No campo missionário, aprendemos rapidamente que o maior desafio não são as barreiras linguísticas ou as hostilidades externas, mas a natureza enganosa do coração humano, que atravessa qualquer fronteira. Como bem pontuou o Apóstolo Antônio Carlos da Silva, o coração sem a bússola divina é um guia cego em um labirinto de espelhos.
1. A Patologia do "Eu": O Diagnóstico de Jeremias
A antropologia bíblica apresentada em Jeremias 17:9 é perturbadora para o humanismo moderno. O profeta utiliza o termo desesperadamente corrupto. Teologicamente, isso nos ensina que o coração não é apenas uma "vítima" das circunstâncias, mas a fonte das inclinações distorcidas.
Muitas vezes, em nossa jornada, somos tentados a seguir nossa "intuição" ou "sentimentos". No entanto, a revelação bíblica nos alerta que o sentimento é um solo instável. Somente Aquele que esquadrinha os rins e o coração (Jeremias 17:10) possui a autoridade para definir quem realmente somos. A nossa identidade não vem do que sentimos, mas do que Deus declara sobre nós.
2. A Fonte da Contaminação: A Exegese de Cristo
Em Marcos 7:21-23, Jesus opera uma "cirurgia teológica". Ele desloca a impureza do rito externo para a intenção interna. Para o missionário, isso é vital: não basta mudar os costumes de um povo se o coração não for regenerado.

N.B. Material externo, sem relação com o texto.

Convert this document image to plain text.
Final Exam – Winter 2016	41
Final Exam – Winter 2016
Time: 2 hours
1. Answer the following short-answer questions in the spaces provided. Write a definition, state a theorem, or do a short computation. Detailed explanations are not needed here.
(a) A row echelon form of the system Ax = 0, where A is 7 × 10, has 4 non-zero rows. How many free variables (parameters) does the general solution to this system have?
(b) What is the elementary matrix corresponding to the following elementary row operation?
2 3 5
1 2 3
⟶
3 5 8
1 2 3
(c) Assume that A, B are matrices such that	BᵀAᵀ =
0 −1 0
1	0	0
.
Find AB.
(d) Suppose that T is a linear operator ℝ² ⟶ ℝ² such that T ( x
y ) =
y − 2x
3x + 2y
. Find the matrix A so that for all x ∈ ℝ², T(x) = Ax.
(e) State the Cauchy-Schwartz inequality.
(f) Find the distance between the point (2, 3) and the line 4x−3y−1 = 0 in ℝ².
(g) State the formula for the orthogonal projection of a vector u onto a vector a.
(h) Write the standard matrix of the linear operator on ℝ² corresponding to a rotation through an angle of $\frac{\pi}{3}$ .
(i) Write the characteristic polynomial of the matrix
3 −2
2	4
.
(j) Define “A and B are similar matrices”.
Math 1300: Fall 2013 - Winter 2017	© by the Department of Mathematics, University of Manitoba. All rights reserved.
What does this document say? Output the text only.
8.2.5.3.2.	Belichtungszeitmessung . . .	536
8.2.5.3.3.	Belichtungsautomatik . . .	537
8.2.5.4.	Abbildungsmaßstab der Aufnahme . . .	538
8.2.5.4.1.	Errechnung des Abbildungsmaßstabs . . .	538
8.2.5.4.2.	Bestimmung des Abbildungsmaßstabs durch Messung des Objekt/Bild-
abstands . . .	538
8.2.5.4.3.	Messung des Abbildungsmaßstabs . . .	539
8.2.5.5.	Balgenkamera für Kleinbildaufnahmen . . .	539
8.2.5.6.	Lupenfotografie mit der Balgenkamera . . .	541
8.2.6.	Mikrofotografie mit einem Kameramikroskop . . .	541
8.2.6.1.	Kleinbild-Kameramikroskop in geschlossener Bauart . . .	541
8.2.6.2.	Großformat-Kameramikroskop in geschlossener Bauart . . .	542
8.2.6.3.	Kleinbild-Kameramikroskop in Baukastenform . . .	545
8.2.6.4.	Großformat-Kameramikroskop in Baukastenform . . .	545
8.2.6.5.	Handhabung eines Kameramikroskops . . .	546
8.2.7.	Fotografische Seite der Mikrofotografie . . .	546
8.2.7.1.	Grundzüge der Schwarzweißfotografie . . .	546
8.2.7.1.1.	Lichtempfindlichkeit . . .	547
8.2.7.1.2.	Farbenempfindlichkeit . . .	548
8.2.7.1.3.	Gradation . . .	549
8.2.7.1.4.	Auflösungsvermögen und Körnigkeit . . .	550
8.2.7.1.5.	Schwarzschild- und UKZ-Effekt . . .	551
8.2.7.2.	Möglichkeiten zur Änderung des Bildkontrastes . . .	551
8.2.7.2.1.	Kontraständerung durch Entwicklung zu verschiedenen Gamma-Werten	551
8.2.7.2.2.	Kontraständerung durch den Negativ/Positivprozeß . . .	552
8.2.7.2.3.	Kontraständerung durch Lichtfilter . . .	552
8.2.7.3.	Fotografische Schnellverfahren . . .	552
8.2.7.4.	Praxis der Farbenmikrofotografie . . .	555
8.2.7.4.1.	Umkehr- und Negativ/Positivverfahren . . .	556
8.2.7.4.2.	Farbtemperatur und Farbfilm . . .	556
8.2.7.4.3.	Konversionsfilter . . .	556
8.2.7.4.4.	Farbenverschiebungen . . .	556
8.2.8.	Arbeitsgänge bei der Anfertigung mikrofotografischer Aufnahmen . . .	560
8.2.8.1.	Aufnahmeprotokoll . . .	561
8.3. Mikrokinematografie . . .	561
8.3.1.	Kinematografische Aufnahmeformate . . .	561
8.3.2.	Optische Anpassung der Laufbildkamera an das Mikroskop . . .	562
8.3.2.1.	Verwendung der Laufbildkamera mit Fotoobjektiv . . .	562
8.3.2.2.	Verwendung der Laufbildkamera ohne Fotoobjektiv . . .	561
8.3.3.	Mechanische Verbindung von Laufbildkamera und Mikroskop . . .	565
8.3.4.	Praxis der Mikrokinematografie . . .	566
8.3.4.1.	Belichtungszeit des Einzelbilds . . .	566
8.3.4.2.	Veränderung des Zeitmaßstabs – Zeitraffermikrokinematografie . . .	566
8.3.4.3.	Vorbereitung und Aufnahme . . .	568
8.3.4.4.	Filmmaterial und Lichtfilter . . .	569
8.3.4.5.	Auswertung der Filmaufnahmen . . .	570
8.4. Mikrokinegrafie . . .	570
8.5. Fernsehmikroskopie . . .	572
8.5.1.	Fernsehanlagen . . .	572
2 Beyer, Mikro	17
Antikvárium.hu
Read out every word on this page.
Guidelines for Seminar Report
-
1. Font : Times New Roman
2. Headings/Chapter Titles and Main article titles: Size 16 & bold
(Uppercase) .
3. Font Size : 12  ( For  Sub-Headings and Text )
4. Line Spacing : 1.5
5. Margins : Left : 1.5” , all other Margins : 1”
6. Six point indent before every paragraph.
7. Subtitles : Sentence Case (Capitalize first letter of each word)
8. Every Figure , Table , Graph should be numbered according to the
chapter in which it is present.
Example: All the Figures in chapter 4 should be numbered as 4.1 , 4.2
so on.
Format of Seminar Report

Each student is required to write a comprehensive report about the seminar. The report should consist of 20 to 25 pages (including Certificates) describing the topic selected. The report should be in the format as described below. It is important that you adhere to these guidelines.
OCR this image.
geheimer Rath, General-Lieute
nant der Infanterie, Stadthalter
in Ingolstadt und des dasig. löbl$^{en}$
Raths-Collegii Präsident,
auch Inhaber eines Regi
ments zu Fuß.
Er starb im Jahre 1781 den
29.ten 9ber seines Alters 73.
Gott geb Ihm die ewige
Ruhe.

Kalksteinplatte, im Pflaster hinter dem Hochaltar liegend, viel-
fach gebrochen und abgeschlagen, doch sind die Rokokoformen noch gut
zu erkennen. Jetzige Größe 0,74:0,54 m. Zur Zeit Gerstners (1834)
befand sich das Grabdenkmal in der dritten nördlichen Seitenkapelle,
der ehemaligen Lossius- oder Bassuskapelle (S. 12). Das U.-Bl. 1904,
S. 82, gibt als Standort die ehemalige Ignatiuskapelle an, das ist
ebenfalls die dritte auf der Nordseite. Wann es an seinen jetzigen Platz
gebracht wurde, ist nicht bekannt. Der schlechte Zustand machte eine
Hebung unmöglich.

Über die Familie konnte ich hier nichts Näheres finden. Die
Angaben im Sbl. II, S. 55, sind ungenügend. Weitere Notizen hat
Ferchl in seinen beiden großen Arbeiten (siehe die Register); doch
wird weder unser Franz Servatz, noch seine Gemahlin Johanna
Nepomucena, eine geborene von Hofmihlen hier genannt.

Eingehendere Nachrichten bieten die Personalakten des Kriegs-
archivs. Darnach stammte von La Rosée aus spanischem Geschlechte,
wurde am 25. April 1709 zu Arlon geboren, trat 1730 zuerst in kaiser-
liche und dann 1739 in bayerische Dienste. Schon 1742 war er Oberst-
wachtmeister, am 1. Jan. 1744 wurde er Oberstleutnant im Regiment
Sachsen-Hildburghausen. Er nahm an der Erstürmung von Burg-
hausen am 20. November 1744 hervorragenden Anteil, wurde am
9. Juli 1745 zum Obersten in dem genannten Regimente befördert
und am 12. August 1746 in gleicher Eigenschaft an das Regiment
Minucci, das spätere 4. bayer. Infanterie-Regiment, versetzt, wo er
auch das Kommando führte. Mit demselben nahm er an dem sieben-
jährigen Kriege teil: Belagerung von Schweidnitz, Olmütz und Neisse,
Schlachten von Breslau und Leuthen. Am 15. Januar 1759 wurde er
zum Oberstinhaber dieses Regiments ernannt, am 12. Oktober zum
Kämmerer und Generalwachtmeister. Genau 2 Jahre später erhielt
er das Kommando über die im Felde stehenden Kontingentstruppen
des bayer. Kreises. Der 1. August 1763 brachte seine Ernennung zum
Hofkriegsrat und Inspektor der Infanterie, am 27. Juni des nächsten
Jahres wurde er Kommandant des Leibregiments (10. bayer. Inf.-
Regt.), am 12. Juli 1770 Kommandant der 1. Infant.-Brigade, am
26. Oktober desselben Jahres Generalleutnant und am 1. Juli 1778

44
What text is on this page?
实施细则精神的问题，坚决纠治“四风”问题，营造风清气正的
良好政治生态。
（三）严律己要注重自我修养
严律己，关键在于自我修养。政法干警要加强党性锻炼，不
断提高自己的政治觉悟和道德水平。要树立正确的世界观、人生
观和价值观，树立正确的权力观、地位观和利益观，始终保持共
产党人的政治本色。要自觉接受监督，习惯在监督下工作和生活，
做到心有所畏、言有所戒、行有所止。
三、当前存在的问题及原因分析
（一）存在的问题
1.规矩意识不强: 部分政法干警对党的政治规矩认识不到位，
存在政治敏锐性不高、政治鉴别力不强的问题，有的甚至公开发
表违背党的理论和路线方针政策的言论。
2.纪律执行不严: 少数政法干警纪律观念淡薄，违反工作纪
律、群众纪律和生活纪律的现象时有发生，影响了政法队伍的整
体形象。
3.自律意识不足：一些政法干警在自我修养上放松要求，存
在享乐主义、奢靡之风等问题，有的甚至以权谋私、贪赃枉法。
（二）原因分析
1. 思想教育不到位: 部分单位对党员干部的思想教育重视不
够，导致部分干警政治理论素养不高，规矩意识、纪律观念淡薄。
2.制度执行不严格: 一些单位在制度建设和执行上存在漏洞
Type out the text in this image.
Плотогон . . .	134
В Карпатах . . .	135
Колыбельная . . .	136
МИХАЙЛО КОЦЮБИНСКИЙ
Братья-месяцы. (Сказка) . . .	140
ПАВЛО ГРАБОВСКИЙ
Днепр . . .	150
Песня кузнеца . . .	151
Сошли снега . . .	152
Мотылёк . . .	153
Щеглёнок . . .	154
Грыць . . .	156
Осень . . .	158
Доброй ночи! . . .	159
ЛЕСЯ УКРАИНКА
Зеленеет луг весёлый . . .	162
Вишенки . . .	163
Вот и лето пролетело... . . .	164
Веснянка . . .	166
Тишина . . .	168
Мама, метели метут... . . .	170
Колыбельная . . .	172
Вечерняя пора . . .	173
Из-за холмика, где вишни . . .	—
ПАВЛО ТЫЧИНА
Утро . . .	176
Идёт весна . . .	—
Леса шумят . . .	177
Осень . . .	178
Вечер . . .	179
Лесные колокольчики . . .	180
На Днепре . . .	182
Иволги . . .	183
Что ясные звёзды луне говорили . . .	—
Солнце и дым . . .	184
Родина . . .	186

A lista de males mencionada por Cristo é o DNA do homem caído. Sem a intervenção da Graça, o coração é uma fábrica de ídolos e impurezas. A "saída da vida" só é pura se a "fonte" for purificada pelo sacrifício de Cristo e pela habitação do Espírito Santo.
3. A Sabedoria como Escudo e Guarda-Corpo
A orientação de Provérbios 4:23 — "guarda o teu coração" — no original hebraico, evoca a imagem de uma sentinela vigiando a entrada de uma fortaleza.
Confiar no próprio coração é insensatez: Porque o coração é um conselheiro que muda com o vento.
Andar em sabedoria é salvação: A sabedoria aqui não é acúmulo intelectual, mas a aplicação prática da Verdade de Deus (o Logos) em cada decisão.
Conclusão Teológica
A reflexão apresentada pelo Apóstolo Antônio Carlos nos convida a uma metanoia (mudança de mente). O missionário internacional sabe que o Evangelho só é verdadeiramente pregado quando pregamos contra o nosso próprio "eu" enganoso.
Não somos inquilinos de nossos próprios sentimentos; somos, por direito de redenção, morada de Deus. Se o Rei habita na casa, Ele dita as regras. Guardar o coração não é trancá-lo para a vida, mas blindá-lo contra o erro, permitindo que apenas a Palavra de Deus tenha a palavra final sobre quem somos e para onde vamos.
"A vida cristã não é o aperfeiçoamento do velho coração, mas a recepção de um novo, guiado não pelo que pulsa, mas pelo que está Escrito."
Que esta visão teológica sustente sua caminhada e o trabalho da OMMEB, mantendo a guarda alta e a fé ancorada na Rocha que não vacila.